The Purpose of the exercise is to demonstrate how the standard Euler Method is non-stable and results in non-conserved energy.

When iterating the above Euler method for sufficiently large periods of time, I've expected x to grow larger after each period but my numerical method above is acting like a conserved-energy Improved Euler method (Euler-cromer)? Please see attached plot.

 

[Quantum Defect]

Hello!

An assignment for my computational modeling course is to demonstrate the use of the Standard Euler method for modeling a simple harmonic oscillator; in this case, a mass attached to the end of a spring.

I have the two coupled first-order differential equations satisfying hookes law: dx/dt = v, and dv/dt = -(k/m)*x

The numerical solutions of which are v(t + dt) = v(t) - k*x(t)*dt / m, and x(t + dt) = x(t) + v(t)*dt to model the velocity and position, respectively.

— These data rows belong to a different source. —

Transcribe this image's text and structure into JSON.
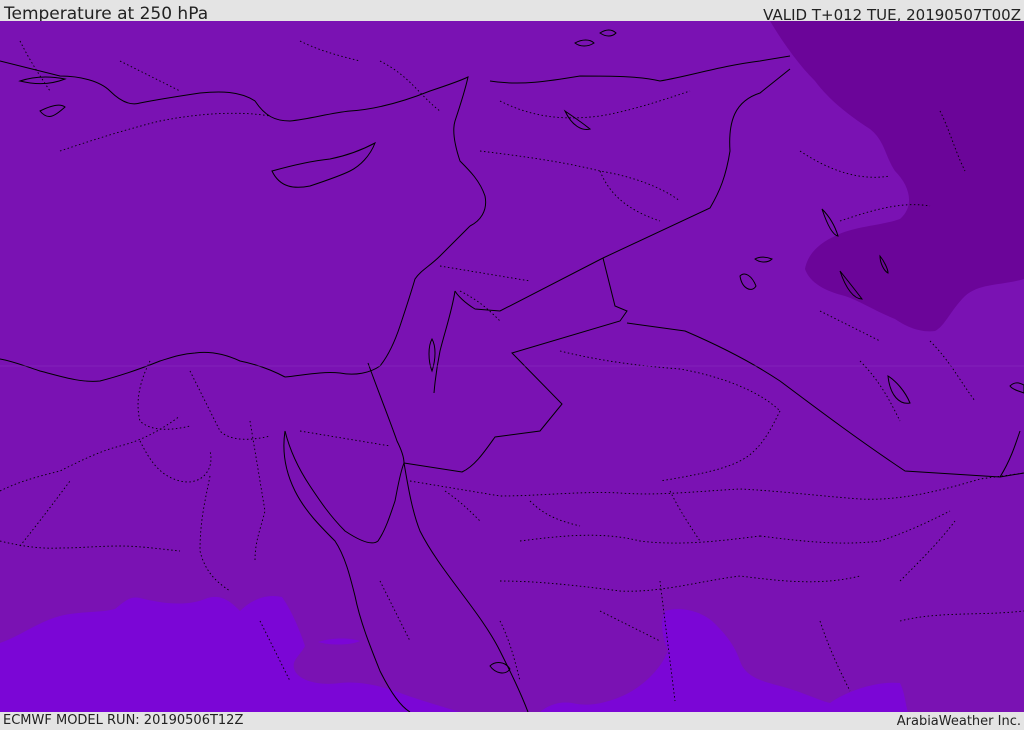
{
  "header": {
    "title": "Temperature at 250 hPa",
    "valid_time": "VALID T+012 TUE, 20190507T00Z"
  },
  "footer": {
    "model_run": "ECMWF MODEL RUN: 20190506T12Z",
    "credit": "ArabiaWeather Inc."
  },
  "map": {
    "variable": "Temperature",
    "level": "250 hPa",
    "colors": {
      "base": "#7a12b3",
      "cold": "#6b0599",
      "warm": "#7b06d6",
      "coastline": "#000000",
      "border": "#000000"
    }
  }
}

In a computer program, I've represented this as:

x = x + v*dt;
v = v - k*x*dt / m;
t = t + dt;

with dt = 0.04, m = 1, k = 1, and initial values v = 0, t = 0, and x = 5.

The Purpose of the exercise is to demonstrate how the standard Euler Method is non-stable and results in non-conserved energy.

When iterating the above Euler method for sufficiently large periods of time, I've expected x to grow larger after each period but my numerical method above is acting like a conserved-energy Improved Euler method (Euler-cromer)? Please see attached plot.

Your plot shows only a few cycles, where the method should probably be "good enough." What is the energy as a function of time? Why not plot the energy error as a function of time? Error = PE_0 - (KE + PE) -- When you plot the difference, it will be much more obvious that the system is non-conservative.

 

[DrClaude]

In a computer program, I've represented this as:

x = x + v*dt;
v = v - k*x*dt / m;
t = t + dt;

This does not implement the system of equations you have. Pay close attention to the time-dependence of the variables.

 

[DrClaude]

Your plot shows only a few cycles, where the method should probably be "good enough."

Euler's method is bad enough that the error is clearly noticeable even after two cycles!

 

[Quantum Defect]

This does not implement the system of equations you have. Pay close attention to the time-dependence of the variables.

... I missed that!

 

[acadian]

Thank you!

Modification:

e = (v*v/2) + (x*x/2);
a = -k*x / m;
x = x + v*dt;
v = v + a*dt;
t = t + dt;

Plotting e, t and x produces the following: